The main drawcard is the Seglarhotellet, the Sailor’s Hotel, with its bar, restaurant and activities. A brisk walk across the island takes you to a beach and there is also an old pilot’s station and a church, surrounded by an idyllic village of small wooden houses. However, the whole concept of Sandhamn is rather up-market, and some Stockholmers would argue this is not genuine archipelago life, but rather a place for the rich to show off and party on exclusive yachts.
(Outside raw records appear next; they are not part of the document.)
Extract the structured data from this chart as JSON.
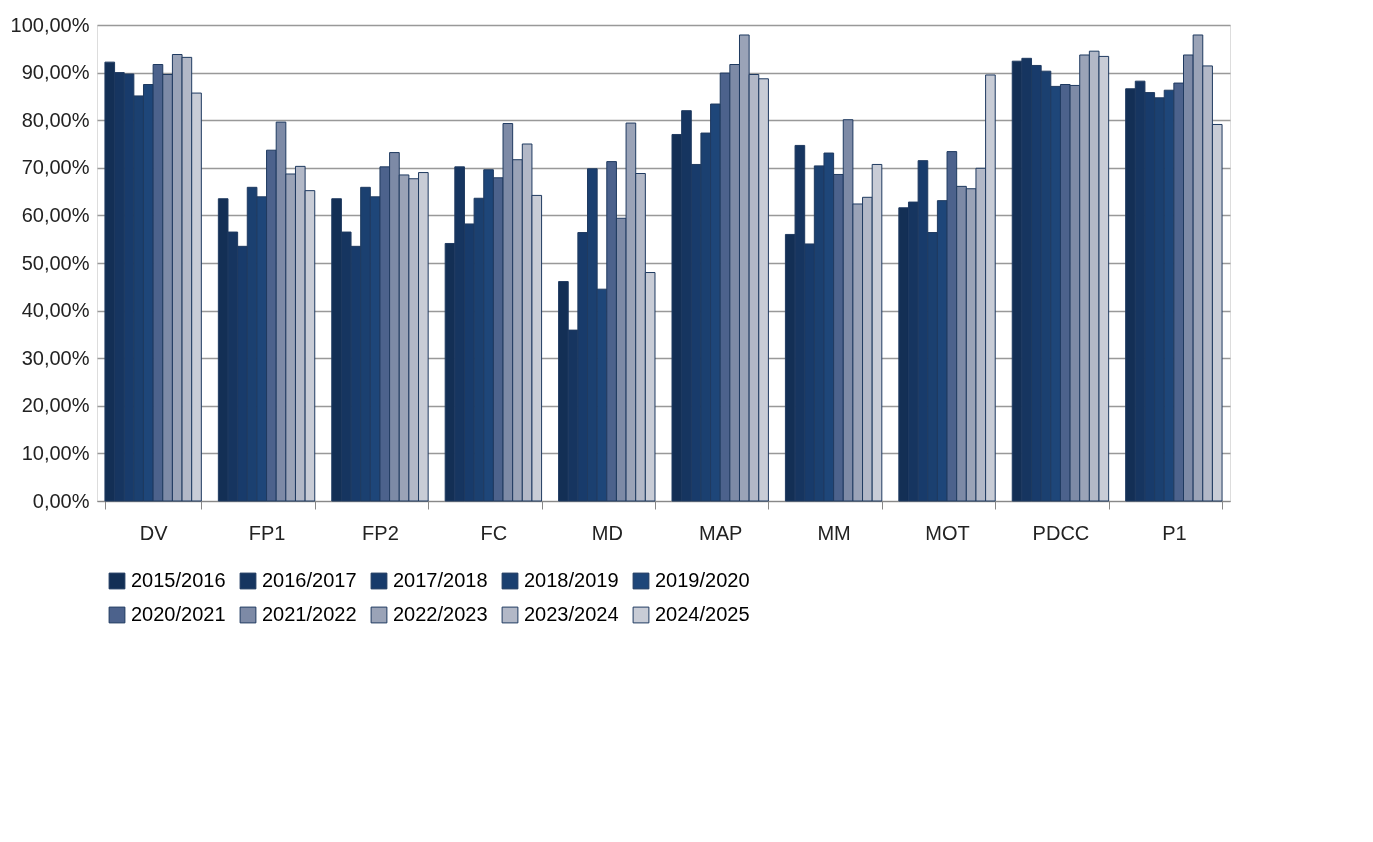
{
  "chart_data": {
    "type": "bar",
    "categories": [
      "DV",
      "FP1",
      "FP2",
      "FC",
      "MD",
      "MAP",
      "MM",
      "MOT",
      "PDCC",
      "P1"
    ],
    "series": [
      {
        "name": "2015/2016",
        "color": "#132f55",
        "values": [
          92.2,
          63.5,
          63.5,
          54.1,
          46.1,
          77.0,
          56.0,
          61.6,
          92.4,
          86.6
        ]
      },
      {
        "name": "2016/2017",
        "color": "#163560",
        "values": [
          90.0,
          56.5,
          56.5,
          70.2,
          35.9,
          82.0,
          74.7,
          62.8,
          93.0,
          88.2
        ]
      },
      {
        "name": "2017/2018",
        "color": "#183b6b",
        "values": [
          89.7,
          53.5,
          53.5,
          58.2,
          56.4,
          70.7,
          54.0,
          71.5,
          91.5,
          85.8
        ]
      },
      {
        "name": "2018/2019",
        "color": "#1b4070",
        "values": [
          85.1,
          65.9,
          65.9,
          63.6,
          69.8,
          77.3,
          70.4,
          56.4,
          90.3,
          84.7
        ]
      },
      {
        "name": "2019/2020",
        "color": "#1e4679",
        "values": [
          87.5,
          63.9,
          63.9,
          69.6,
          44.5,
          83.4,
          73.1,
          63.1,
          87.1,
          86.3
        ]
      },
      {
        "name": "2020/2021",
        "color": "#4c628c",
        "values": [
          91.7,
          73.7,
          70.2,
          67.9,
          71.3,
          89.9,
          68.6,
          73.4,
          87.5,
          87.8
        ]
      },
      {
        "name": "2021/2022",
        "color": "#7d8aa6",
        "values": [
          89.6,
          79.6,
          73.2,
          79.3,
          59.4,
          91.7,
          80.1,
          66.1,
          87.3,
          93.7
        ]
      },
      {
        "name": "2022/2023",
        "color": "#9aa3b7",
        "values": [
          93.8,
          68.7,
          68.5,
          71.7,
          79.4,
          97.9,
          62.4,
          65.6,
          93.7,
          97.9
        ]
      },
      {
        "name": "2023/2024",
        "color": "#b2b8c7",
        "values": [
          93.2,
          70.3,
          67.7,
          75.0,
          68.8,
          89.6,
          63.8,
          69.9,
          94.5,
          91.4
        ]
      },
      {
        "name": "2024/2025",
        "color": "#c8ccd6",
        "values": [
          85.7,
          65.2,
          69.0,
          64.2,
          48.0,
          88.7,
          70.7,
          89.5,
          93.4,
          79.1
        ]
      }
    ],
    "ylim": [
      0,
      100
    ],
    "yticks": [
      {
        "value": 0,
        "label": "0,00%"
      },
      {
        "value": 10,
        "label": "10,00%"
      },
      {
        "value": 20,
        "label": "20,00%"
      },
      {
        "value": 30,
        "label": "30,00%"
      },
      {
        "value": 40,
        "label": "40,00%"
      },
      {
        "value": 50,
        "label": "50,00%"
      },
      {
        "value": 60,
        "label": "60,00%"
      },
      {
        "value": 70,
        "label": "70,00%"
      },
      {
        "value": 80,
        "label": "80,00%"
      },
      {
        "value": 90,
        "label": "90,00%"
      },
      {
        "value": 100,
        "label": "100,00%"
      }
    ],
    "grid": "y",
    "legend": "bottom"
  }
}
Finnhamn is a group of islands and islets in the middle part of the Stockholm archipelago, but people usually refer to the jetty on the main island Stora Jolpan, with its neighboring peninsula Idholmen. Being one of the archipelago’s most developed destinations in terms of tourism, while at the same time large enough for everyone to find some solitude and space, Finnhamn offers tons of things to do.
Gravel roads zigzag the island, taking you from the hostel/hotel – where you can rent kayaks, among other things – to the harbor with a small shop, and further away to nice bathing cliffs and a farm with free-range chickens. There is a sauna and also a small collection of holiday cottages for rent with an adjoining kitchen for self-catering.
A large bay west of Stora Jolpan called The Paradise gets crowded with boats during high season with skippers taking advantage of the protective formation of the surrounding islands.
Möja is one of the archipelago’s largest islands with an inland fresh water lake. The island is a little different from many other tourism hotspots in that it doesn’t seem to seek visits to the same extent. Being somewhat reserved in its attitude, you have to look for experiences here. Möja features six jetties around the island, accessible by ferry, but most of the action takes place on its eastern side.
Winding along the coastline, a gravel road takes you from the northern point, Långvik (Long Bay), where there is a shop and a hostel, down to Kyrkviken (Church’s Bay) in the south, with another hostel nearby, a good restaurant, the church and a small harbor.
Along the road lie a few other communities, all very idyllic. With most of the archipelago’s professional fishermen long gone, Möja actually houses one of the last still going – the Wikström family – which runs a seafod restaurant called Wikström’s Fish.
Bathing here takes some effort as the gravel road rarely runs close enough to water. Instead, dense forest covers the island and adds to the somewhat somber feeling in some parts of Möja. Nevertheless, this is one of the genuine parts of the archipelago with year round-residents and is well worth a visit. The island has several lodging alternatives and a taxi service.
Kymmendö (also spelled Kymendö)
Kymmendö might not be the most obvious choice for foreign visitors. It is hard to find any online information in English (the link above goes to a Swedish Wikipedia page translated by Google) and there are no hotels or hostels. But this beautiful island is highly interesting from a historical and literary point of view.
It is possible to make a day trip from Stockholm to Kymmendö by taking a commuter train to Handen (25 minutes), then catching bus 839 to Dalarö (20 minutes), from where a Waxholmsbolaget ferry, numbered 1951, will bring you to Kymmendö (15 minutes). The island has a restaurant/bar and a small shop which are open during summer, and the island is great for walks around the village and through airy forests.
There are no cars or real roads here. Lodging alternatives are limited if you don’t bring your own tent. A better idea is perhaps to include Kymmendö on a island-hopping tour (see links below).
Information on how to travel around the islands can be found at Visit Skärgården (Visit the Archipelago). Waxholmsbolaget and Cinderellabåtarna also have information in English, including details on all major destinations in the archipelago.